FinTech Acquisition Corp. VI Announces Pricing of $220,000,000 Initial Public Offering
2021年6月24日 - 5:52AM
FinTech Acquisition Corp. VI (NASDAQ:FTVIU) (the “Company”), a
blank-check company formed for the purpose of acquiring or merging
with one or more businesses, today announced the pricing of its
initial public offering of 22,000,000 units at a price of $10.00
per unit, for gross proceeds to the Company of $220,000,000. The
Company's units will be listed on the Nasdaq Capital Market under
the symbol "FTVIU" and will begin trading on June 24, 2021. Each
unit issued in the offering consists of one share of the Company’s
Class A common stock and one-fourth of one warrant, each whole
warrant exercisable for one share of Class A common stock at an
exercise price of $11.50 per share. Once the securities comprising
the units begin separate trading, the Class A common stock and
warrants are expected to be listed on Nasdaq under the symbols
“FTVI” and “FTVIW,” respectively. No fractional warrants will be
issued upon separation of the units and only whole warrants will
trade. The closing of the offering is anticipated to take place on
or about June 28, 2021, subject to customary closing conditions.

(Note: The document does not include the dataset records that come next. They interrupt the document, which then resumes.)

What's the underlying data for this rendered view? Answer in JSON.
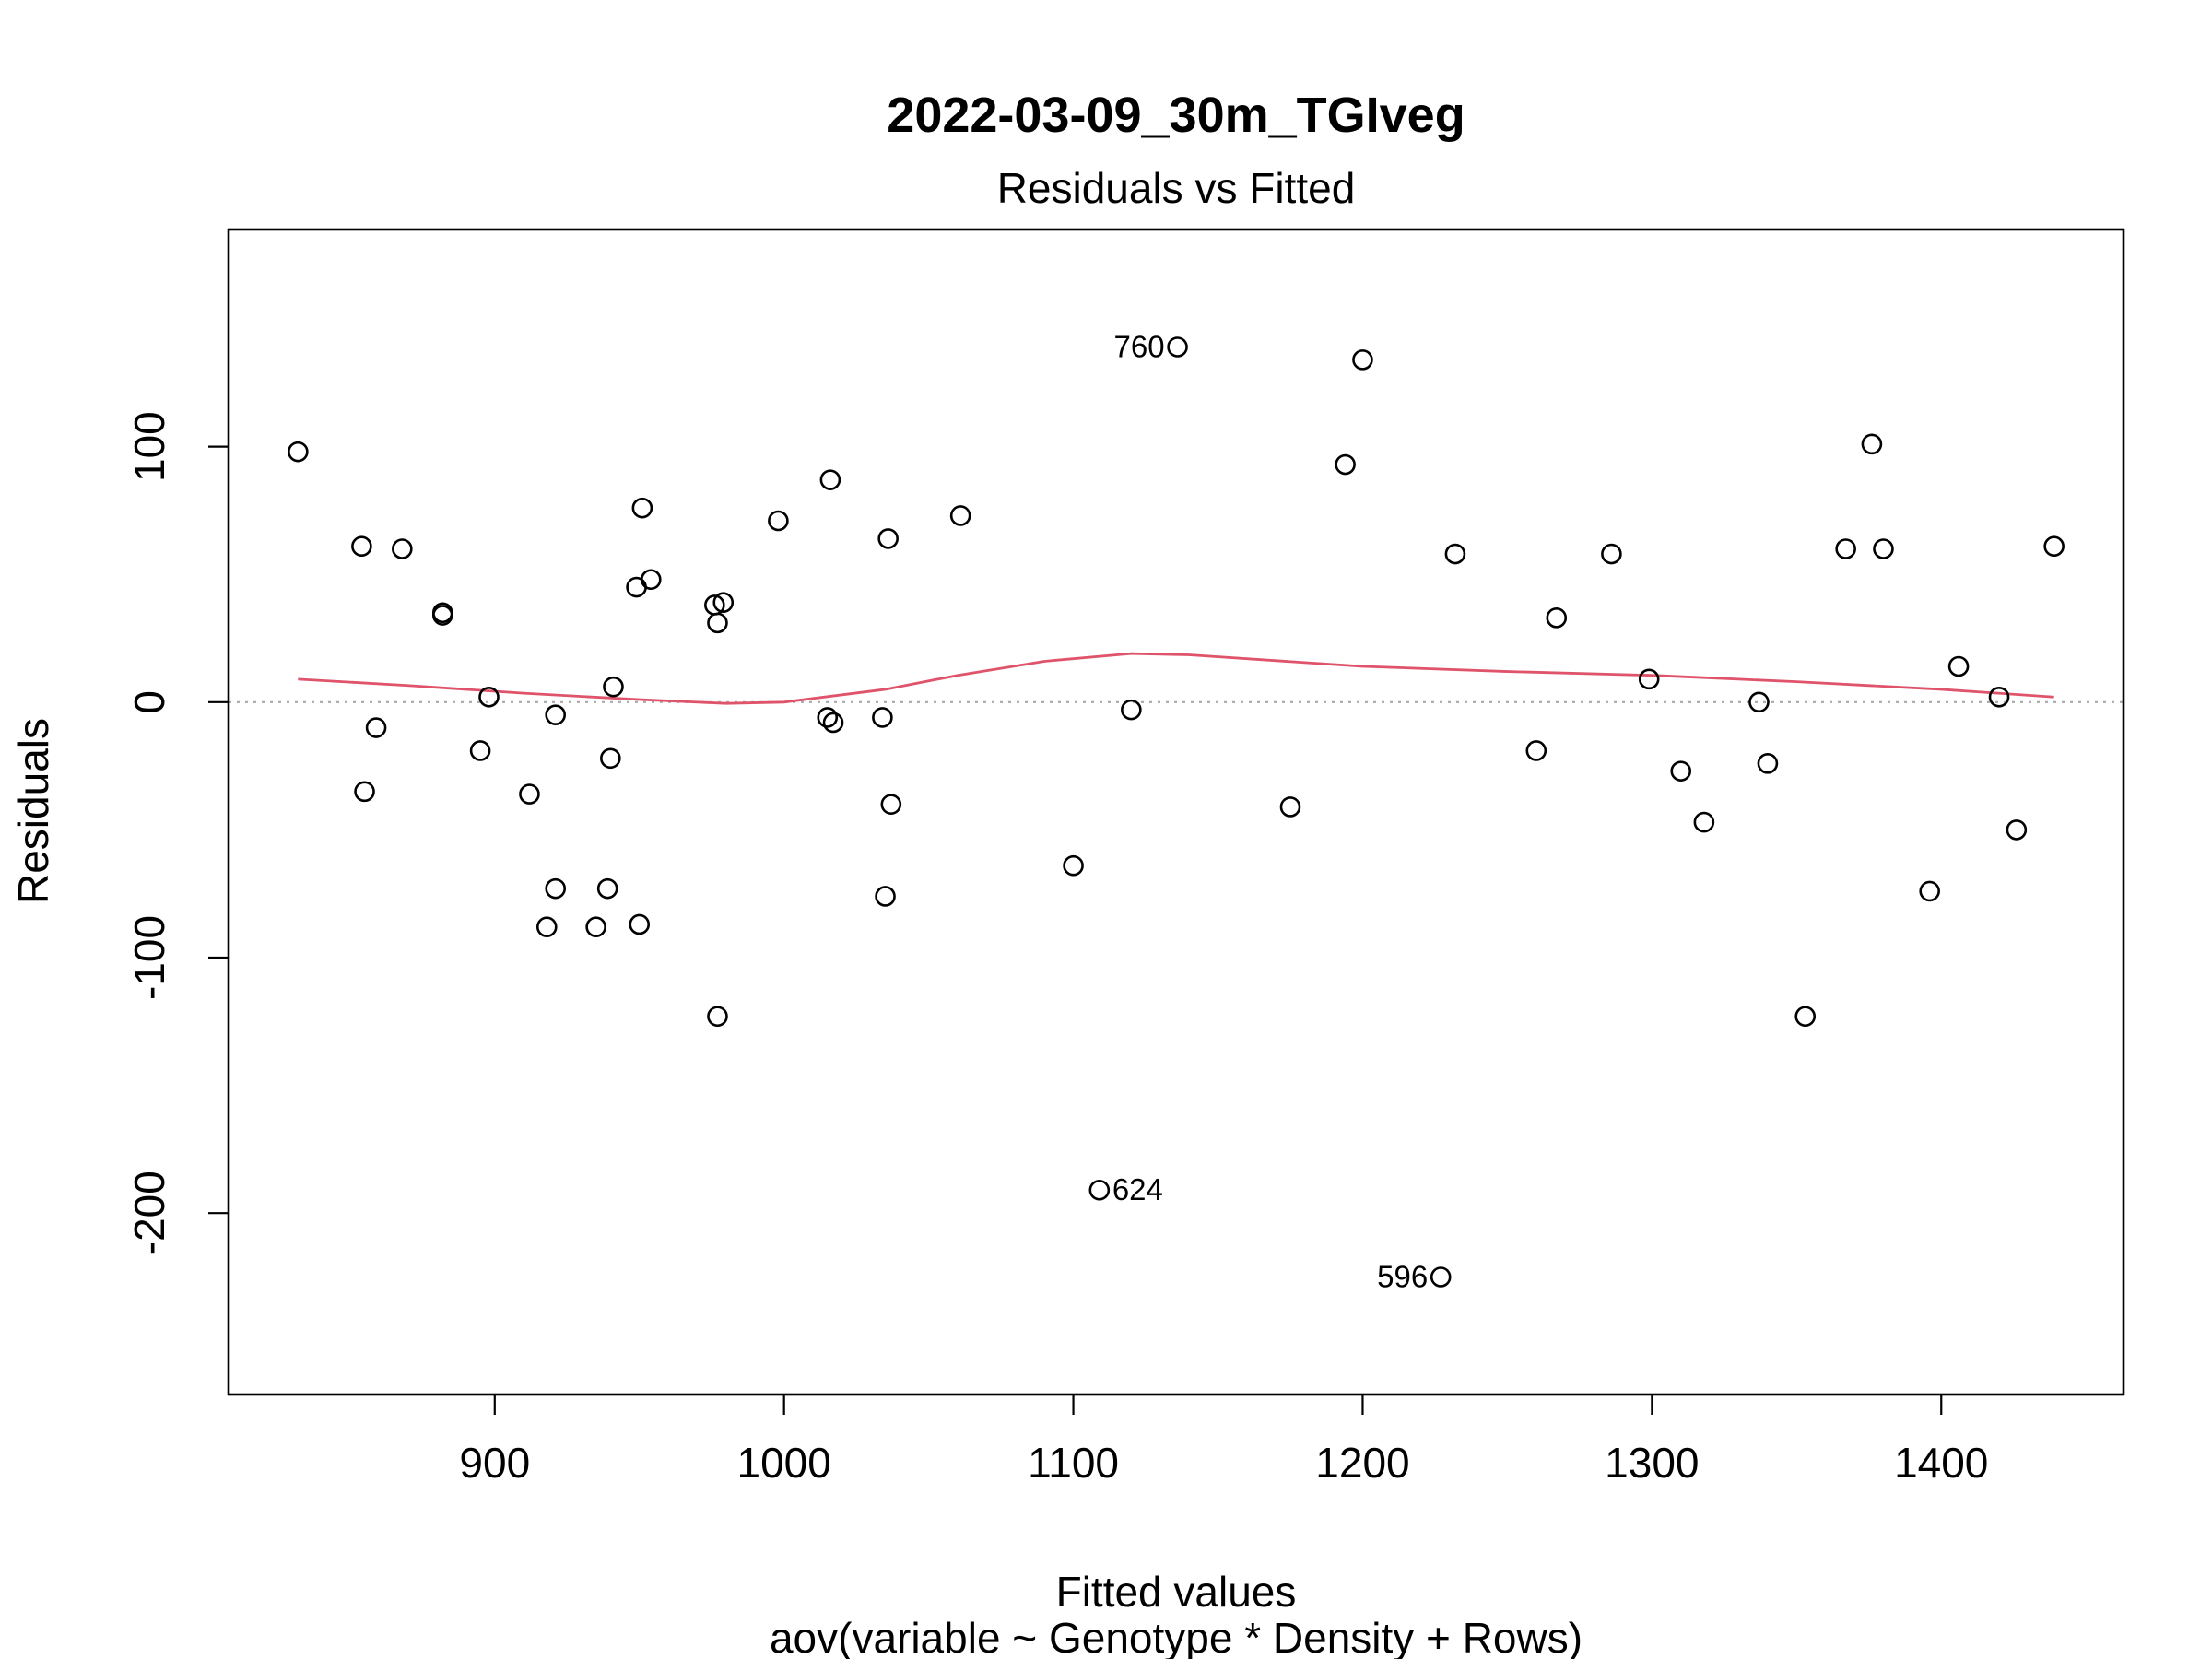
{
  "chart_data": {
    "type": "scatter",
    "title": "2022-03-09_30m_TGIveg",
    "subtitle": "Residuals vs Fitted",
    "xlabel": "Fitted values",
    "xlabel_sub": "aov(variable ~ Genotype * Density + Rows)",
    "ylabel": "Residuals",
    "xlim": [
      808,
      1463
    ],
    "ylim": [
      -271,
      185
    ],
    "x_ticks": [
      900,
      1000,
      1100,
      1200,
      1300,
      1400
    ],
    "y_ticks": [
      -200,
      -100,
      0,
      100
    ],
    "reference_line": {
      "y": 0,
      "style": "dotted",
      "color": "#a9a9a9"
    },
    "smooth_color": "#DF536B",
    "points": [
      {
        "x": 832,
        "y": 98
      },
      {
        "x": 854,
        "y": 61
      },
      {
        "x": 855,
        "y": -35
      },
      {
        "x": 859,
        "y": -10
      },
      {
        "x": 868,
        "y": 60
      },
      {
        "x": 882,
        "y": 35
      },
      {
        "x": 882,
        "y": 34
      },
      {
        "x": 895,
        "y": -19
      },
      {
        "x": 898,
        "y": 2
      },
      {
        "x": 912,
        "y": -36
      },
      {
        "x": 918,
        "y": -88
      },
      {
        "x": 921,
        "y": -5
      },
      {
        "x": 921,
        "y": -73
      },
      {
        "x": 935,
        "y": -88
      },
      {
        "x": 939,
        "y": -73
      },
      {
        "x": 940,
        "y": -22
      },
      {
        "x": 941,
        "y": 6
      },
      {
        "x": 949,
        "y": 45
      },
      {
        "x": 950,
        "y": -87
      },
      {
        "x": 951,
        "y": 76
      },
      {
        "x": 954,
        "y": 48
      },
      {
        "x": 976,
        "y": 38
      },
      {
        "x": 977,
        "y": -123
      },
      {
        "x": 977,
        "y": 31
      },
      {
        "x": 979,
        "y": 39
      },
      {
        "x": 998,
        "y": 71
      },
      {
        "x": 1015,
        "y": -6
      },
      {
        "x": 1016,
        "y": 87
      },
      {
        "x": 1017,
        "y": -8
      },
      {
        "x": 1034,
        "y": -6
      },
      {
        "x": 1035,
        "y": -76
      },
      {
        "x": 1036,
        "y": 64
      },
      {
        "x": 1037,
        "y": -40
      },
      {
        "x": 1061,
        "y": 73
      },
      {
        "x": 1100,
        "y": -64
      },
      {
        "x": 1109,
        "y": -191,
        "label": "624",
        "label_side": "right"
      },
      {
        "x": 1120,
        "y": -3
      },
      {
        "x": 1136,
        "y": 139,
        "label": "760",
        "label_side": "left"
      },
      {
        "x": 1175,
        "y": -41
      },
      {
        "x": 1194,
        "y": 93
      },
      {
        "x": 1200,
        "y": 134
      },
      {
        "x": 1227,
        "y": -225,
        "label": "596",
        "label_side": "left"
      },
      {
        "x": 1232,
        "y": 58
      },
      {
        "x": 1260,
        "y": -19
      },
      {
        "x": 1267,
        "y": 33
      },
      {
        "x": 1286,
        "y": 58
      },
      {
        "x": 1299,
        "y": 9
      },
      {
        "x": 1310,
        "y": -27
      },
      {
        "x": 1318,
        "y": -47
      },
      {
        "x": 1337,
        "y": 0
      },
      {
        "x": 1340,
        "y": -24
      },
      {
        "x": 1353,
        "y": -123
      },
      {
        "x": 1367,
        "y": 60
      },
      {
        "x": 1376,
        "y": 101
      },
      {
        "x": 1380,
        "y": 60
      },
      {
        "x": 1396,
        "y": -74
      },
      {
        "x": 1406,
        "y": 14
      },
      {
        "x": 1420,
        "y": 2
      },
      {
        "x": 1426,
        "y": -50
      },
      {
        "x": 1439,
        "y": 61
      }
    ],
    "smooth": [
      {
        "x": 832,
        "y": 9
      },
      {
        "x": 870,
        "y": 6.5
      },
      {
        "x": 910,
        "y": 3.5
      },
      {
        "x": 950,
        "y": 1
      },
      {
        "x": 980,
        "y": -0.5
      },
      {
        "x": 1000,
        "y": 0
      },
      {
        "x": 1035,
        "y": 5
      },
      {
        "x": 1060,
        "y": 10.5
      },
      {
        "x": 1090,
        "y": 16
      },
      {
        "x": 1120,
        "y": 19
      },
      {
        "x": 1140,
        "y": 18.5
      },
      {
        "x": 1180,
        "y": 15.5
      },
      {
        "x": 1200,
        "y": 14
      },
      {
        "x": 1250,
        "y": 12
      },
      {
        "x": 1300,
        "y": 10.5
      },
      {
        "x": 1350,
        "y": 8
      },
      {
        "x": 1400,
        "y": 5
      },
      {
        "x": 1439,
        "y": 2
      }
    ]
  }
}
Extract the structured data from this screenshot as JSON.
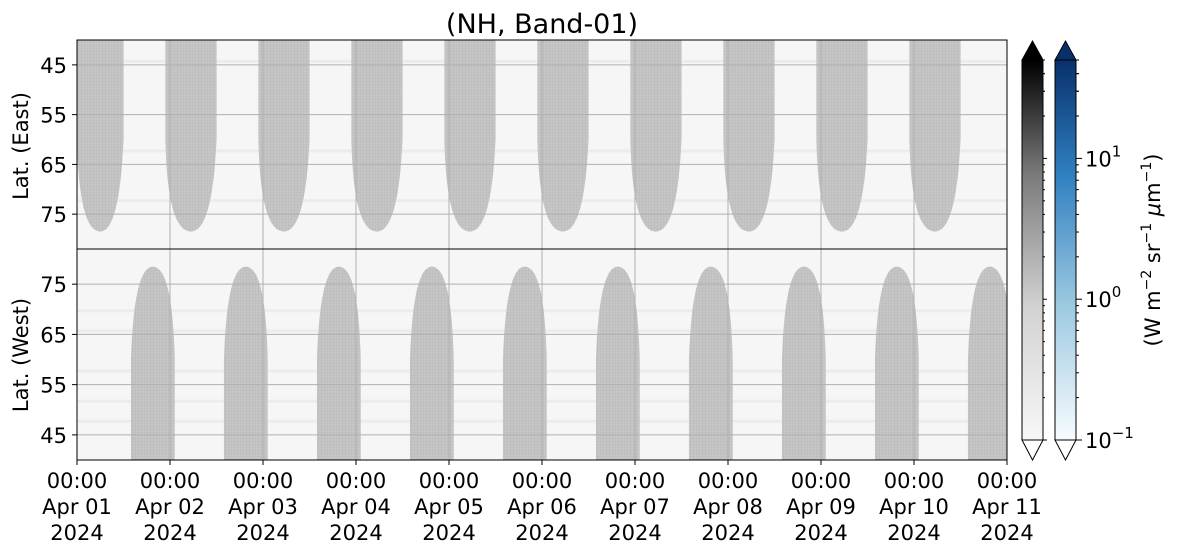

Cantor Fitzgerald & Co. is serving as sole book-running
manager for the offering. The Company has granted the underwriters
a 45-day option to purchase up to an additional 3,300,000 units at
the initial public offering price to cover over-allotments, if
any.
A registration statement relating to the units and the
underlying securities was declared effective by the Securities and
Exchange Commission on June 23, 2021. This press release shall not
constitute an offer to sell or the solicitation of an offer to buy,
nor shall there be any sale of, these securities in any state or
jurisdiction in which such offer, solicitation, or sale would be
unlawful prior to registration or qualification under the
securities laws of any such state or jurisdiction.
The offering is being made only by means of a prospectus, copies
of which may be obtained by contacting Cantor Fitzgerald & Co.,
Attention: Capital Markets, 499 Park Avenue, 5th Floor, New York,
New York 10022; Email: prospectus@cantor.com. Copies of the
registration statement can be accessed for free through the SEC's
website at www.sec.gov.
This press release contains statements that constitute
“forward-looking statements,” including with respect to the initial
public offering. No assurance can be given that such offering will
be completed on the terms described, or at all. Forward-looking
statements are subject to numerous conditions, many of which are
beyond the control of the Company, including those set forth in the
Risk Factors section of the Company's registration statement and
preliminary prospectus for the offering filed with the Securities
and Exchange Commission. The Company undertakes no obligation to
update these statements for revisions or changes after the date of
this press release, except as required by law.